This week President Trump became the first president in U.S. history to be impeached twice. The charge: incitement of insurrection.
The President stands accused of inciting a mob to attack the U.S. Capitol on January 6, in an assault that left five people dead. For weeks the President rejected the results of the 2020 election, telling his supporters to stop Congress’ certification.
A recording also captured the president pressuring Georgia Secretary of State Brad Raffensperger to overturn the state’s certified presidential election results. Security officials and terrorism researchers assert that the President "radicalized" his supporters.
House Speaker Nancy Pelosi proceeded with impeachment after Vice President Mike Pence declined to remove Trump from power by invoking the 25th Amendment. Before the vote Pelosi declared the President “a clear and present danger to the nation we all love.” The final tally: 232-197.
Ten Republican representatives broke with their party to vote “Yea:” Reps. John Katko, Liz Cheney, Adam Kinzinger, Fred Upton, Jaime Herrera Beutler, Dan Newhouse, Peter Meijer, Tom Rice, Anthony Gonzalez, and David Valadao.
Without his social media megaphone, the president has been largely silent through his historic second impeachment. Following the vote, Trump released a video statement disavowing destructive behavior, saying “No true supporter of mine could ever endorse political violence.” He made no mention of his role inciting a deadly insurrection at the Capitol, showed no remorse, and did not acknowledge his impeachment.
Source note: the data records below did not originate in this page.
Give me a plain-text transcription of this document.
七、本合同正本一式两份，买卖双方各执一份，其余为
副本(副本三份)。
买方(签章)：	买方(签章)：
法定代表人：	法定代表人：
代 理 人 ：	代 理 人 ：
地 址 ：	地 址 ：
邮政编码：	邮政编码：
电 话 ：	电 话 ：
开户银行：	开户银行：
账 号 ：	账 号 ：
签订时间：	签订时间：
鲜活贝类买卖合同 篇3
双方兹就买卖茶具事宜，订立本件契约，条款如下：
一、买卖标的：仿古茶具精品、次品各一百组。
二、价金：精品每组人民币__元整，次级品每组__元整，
Trump did, however, take the opportunity to condemn what he called an "unprecedented assault on free speech,” and decried both social media platforms’ decisions to ban accounts and the cancel culture that has hit him and many of his followers for their involvement in the failed coup.
Next, the articles will be delivered to the upper chamber, but Senate Majority Leader Mitch McConnell made clear he will not launch an impeachment trial before President-elect Biden is inaugurated. McConnell insists there’s no time – the shortest prior impeachment was President Trump’s first, which took 21 days. President Andrew Johnson’s stretched 83 days, Bill Clinton’s 37 days.
Holding a trial at the beginning of a new administration poses complications of its own: President-elect Joe Biden has expressed wishes that the Senate split its day, handling urgent governance work including confirmations and initial legislation half the day, and the trial in the other.
Also imminent is a change of leadership in the Senate.
Following the swearing in of Georgia’s two new Democratic senators, Sen. Chuck Schumer (D-NY) will become the majority leader in the Senate. With the Democrats in charge, McConnell is relieved of the responsibility to run the impeachment trial of a member of his own party, which he was forced to do in 2019 for Trump's first impeachment.
To convict the president, a two-thirds majority in the Senate is needed, meaning 17 Republican senators would need to vote to break with their party.
While McConnell has made it clear he will consider the legal arguments presented, no Republican senator has definitively said he or she would vote for conviction, including Mitt Romney, the sole vote for conviction from his party in Trump’s first impeachment.
If the Senate votes to convict, Schumer assured the public that an immediate next step would be taken: “If the president is convicted, there will be a vote on barring him from running again."